Latter-day Saint Movement
Some Mormon scholars believe that Quetzalcoatl, as a white, bearded god who came from the sky and promised to return, was actually Jesus Christ. According to the Book of Mormon, Jesus visited the American natives after his resurrection. Latter-day Saint President John Taylor wrote:
- "The story of the life of the Mexican divinity, Quetzalcoatl, closely resembles that of the Savior; so closely, indeed, that we can come to no other conclusion than that Quetzalcoatl and Christ are the same being. But the history of the former has been handed down to us through an impure Lamanitish source, which has sadly disfigured and perverted the original incidents and teachings of the Savior's life and ministry."

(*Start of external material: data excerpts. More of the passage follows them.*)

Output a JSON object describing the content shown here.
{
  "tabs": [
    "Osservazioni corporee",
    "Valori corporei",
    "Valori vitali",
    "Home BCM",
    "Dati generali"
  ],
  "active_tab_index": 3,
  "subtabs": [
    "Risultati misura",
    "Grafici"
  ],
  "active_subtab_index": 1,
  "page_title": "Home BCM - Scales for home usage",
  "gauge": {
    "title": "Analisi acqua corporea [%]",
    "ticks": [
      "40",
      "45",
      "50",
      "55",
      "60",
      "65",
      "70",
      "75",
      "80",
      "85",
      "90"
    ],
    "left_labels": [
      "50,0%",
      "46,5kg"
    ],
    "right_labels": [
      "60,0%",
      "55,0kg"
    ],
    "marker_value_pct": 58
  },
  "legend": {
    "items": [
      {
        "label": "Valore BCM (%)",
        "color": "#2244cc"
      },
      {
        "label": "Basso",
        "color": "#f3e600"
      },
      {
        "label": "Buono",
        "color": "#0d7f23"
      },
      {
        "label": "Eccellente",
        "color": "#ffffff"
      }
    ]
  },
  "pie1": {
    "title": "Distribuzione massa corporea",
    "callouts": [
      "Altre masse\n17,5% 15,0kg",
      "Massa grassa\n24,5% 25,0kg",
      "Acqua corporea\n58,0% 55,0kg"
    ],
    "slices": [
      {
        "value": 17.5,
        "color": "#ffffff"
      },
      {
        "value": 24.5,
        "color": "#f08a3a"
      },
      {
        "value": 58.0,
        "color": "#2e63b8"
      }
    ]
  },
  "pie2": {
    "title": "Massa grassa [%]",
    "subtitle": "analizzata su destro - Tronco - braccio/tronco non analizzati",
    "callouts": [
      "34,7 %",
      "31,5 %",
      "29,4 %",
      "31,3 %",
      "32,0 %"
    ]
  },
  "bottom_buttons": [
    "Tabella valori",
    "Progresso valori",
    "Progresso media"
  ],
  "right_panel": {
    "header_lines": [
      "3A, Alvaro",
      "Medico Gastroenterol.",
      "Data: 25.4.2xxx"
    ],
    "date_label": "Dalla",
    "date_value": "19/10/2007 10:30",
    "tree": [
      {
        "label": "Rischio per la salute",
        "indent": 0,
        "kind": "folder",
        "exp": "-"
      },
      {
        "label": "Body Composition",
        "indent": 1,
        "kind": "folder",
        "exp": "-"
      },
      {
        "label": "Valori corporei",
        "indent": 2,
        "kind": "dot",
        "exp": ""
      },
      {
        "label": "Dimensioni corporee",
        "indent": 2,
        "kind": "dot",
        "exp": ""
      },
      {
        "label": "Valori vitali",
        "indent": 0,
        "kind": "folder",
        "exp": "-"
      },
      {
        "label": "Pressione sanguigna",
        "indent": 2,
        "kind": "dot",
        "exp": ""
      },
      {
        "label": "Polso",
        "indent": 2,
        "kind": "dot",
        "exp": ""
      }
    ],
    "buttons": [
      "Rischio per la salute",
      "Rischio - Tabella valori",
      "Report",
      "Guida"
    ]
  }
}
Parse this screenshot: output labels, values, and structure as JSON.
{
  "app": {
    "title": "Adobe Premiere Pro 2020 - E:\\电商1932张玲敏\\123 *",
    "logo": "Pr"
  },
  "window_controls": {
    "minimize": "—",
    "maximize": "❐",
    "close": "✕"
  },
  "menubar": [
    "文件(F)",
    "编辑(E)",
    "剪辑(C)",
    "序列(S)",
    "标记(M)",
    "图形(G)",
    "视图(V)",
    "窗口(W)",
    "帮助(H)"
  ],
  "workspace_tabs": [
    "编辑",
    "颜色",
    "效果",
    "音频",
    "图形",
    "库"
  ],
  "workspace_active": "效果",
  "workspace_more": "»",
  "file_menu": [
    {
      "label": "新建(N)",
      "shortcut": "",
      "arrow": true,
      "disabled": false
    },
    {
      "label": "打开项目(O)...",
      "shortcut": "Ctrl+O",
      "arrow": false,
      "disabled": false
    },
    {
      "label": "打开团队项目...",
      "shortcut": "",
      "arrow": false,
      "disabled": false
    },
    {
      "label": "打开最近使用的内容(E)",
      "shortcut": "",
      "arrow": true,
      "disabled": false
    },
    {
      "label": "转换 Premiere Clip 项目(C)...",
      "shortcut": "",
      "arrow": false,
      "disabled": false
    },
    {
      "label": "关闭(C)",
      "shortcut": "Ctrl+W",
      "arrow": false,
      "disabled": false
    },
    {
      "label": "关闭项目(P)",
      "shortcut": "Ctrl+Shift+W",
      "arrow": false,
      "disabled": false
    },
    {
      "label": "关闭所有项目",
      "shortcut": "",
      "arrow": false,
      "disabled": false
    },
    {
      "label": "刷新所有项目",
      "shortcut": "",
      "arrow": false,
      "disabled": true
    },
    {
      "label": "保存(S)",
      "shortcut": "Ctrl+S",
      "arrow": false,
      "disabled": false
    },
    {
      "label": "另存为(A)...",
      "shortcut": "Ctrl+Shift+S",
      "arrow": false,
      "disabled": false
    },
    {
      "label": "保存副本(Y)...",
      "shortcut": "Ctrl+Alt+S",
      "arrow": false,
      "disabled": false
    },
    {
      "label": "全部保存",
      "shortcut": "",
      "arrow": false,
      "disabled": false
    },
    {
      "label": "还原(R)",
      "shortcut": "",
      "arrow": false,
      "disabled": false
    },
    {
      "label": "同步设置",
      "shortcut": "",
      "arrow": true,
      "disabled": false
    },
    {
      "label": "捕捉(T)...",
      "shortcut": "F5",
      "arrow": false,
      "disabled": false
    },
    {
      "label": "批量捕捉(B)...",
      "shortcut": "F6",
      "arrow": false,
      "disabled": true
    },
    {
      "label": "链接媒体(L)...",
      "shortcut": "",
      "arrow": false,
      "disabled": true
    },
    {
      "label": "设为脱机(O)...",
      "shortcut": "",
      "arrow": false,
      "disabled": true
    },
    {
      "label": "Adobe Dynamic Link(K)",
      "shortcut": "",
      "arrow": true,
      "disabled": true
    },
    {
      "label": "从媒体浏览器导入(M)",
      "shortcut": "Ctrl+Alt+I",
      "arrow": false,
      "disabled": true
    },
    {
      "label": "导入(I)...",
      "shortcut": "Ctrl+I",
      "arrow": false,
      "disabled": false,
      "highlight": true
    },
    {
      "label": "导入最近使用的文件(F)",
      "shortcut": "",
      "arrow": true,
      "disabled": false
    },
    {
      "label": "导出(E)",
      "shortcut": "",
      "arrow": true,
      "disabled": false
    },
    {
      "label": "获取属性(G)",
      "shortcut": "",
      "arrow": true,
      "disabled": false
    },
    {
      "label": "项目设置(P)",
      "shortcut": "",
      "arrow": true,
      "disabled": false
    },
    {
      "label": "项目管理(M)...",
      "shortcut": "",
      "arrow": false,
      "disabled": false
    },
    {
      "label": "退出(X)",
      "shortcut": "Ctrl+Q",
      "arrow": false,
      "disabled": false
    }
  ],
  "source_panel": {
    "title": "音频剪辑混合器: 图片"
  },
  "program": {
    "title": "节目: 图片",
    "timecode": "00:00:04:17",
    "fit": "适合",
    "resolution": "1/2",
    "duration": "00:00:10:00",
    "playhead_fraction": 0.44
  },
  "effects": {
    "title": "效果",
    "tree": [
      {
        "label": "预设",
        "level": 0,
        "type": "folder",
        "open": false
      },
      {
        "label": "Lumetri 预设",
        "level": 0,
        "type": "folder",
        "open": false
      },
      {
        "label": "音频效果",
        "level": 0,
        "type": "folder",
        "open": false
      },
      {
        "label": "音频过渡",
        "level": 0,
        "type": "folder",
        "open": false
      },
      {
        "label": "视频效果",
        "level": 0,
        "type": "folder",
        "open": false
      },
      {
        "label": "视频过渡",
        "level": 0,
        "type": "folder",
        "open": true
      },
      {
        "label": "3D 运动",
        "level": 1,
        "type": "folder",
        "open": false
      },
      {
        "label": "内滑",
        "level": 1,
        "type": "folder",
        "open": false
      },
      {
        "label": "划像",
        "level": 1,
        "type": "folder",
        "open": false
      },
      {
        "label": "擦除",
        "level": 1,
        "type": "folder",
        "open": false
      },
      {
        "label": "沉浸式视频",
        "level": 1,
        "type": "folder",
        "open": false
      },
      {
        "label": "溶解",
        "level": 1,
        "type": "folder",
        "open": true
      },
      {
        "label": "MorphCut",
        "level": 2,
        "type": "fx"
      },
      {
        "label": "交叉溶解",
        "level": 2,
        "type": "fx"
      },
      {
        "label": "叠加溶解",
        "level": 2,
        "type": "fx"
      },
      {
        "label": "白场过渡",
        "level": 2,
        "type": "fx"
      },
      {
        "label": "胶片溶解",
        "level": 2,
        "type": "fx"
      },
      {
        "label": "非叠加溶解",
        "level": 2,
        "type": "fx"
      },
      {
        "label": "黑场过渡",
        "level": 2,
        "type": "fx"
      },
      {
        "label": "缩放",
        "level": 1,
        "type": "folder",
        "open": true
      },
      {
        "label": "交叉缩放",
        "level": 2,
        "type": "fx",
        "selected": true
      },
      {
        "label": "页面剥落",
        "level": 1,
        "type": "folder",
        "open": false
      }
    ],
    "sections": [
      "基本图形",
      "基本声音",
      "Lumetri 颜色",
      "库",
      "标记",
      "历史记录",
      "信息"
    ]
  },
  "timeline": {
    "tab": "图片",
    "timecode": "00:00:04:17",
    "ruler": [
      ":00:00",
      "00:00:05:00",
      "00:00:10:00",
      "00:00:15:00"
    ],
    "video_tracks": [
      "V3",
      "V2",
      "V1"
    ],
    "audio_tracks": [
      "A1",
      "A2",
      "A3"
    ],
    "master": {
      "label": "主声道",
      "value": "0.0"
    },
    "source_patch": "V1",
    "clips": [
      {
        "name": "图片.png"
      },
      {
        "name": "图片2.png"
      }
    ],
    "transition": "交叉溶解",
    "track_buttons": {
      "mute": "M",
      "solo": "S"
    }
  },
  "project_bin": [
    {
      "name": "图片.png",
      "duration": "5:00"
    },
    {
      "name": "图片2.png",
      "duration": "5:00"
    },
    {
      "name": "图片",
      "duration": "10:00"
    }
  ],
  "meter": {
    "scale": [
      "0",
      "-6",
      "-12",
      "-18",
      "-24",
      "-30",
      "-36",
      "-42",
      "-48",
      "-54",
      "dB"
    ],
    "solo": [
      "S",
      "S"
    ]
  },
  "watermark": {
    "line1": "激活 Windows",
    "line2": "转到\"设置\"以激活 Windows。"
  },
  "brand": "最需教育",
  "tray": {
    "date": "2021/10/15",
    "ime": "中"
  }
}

In the 2004 book The Bearded White God of Ancient America: The Legend of Quetzalcoatl, authors Donald and W. David Hemingway examine a theory among Conquistador-era analysts that Quetzalcoatl may have been a New Testament-era Apostle of Jesus Christ, such as Saint Thomas. Donald Hemingway has previously taught religious studies classes at Brigham Young University. The aforementioned theory expressed by John Taylor in the Latter-Day Saint Movement is also discussed within his book in an appendix.
Various theories about Quetzalcoatl are popular in the New Age Movement, especially since the publication of Tony Shearer's 1971 book "Lord of the dawn: Quetzalcoatl and the Tree of Life" republished also under the title "Lord of the dawn: Quetzalcoatl, the plumed serpent of Mexico."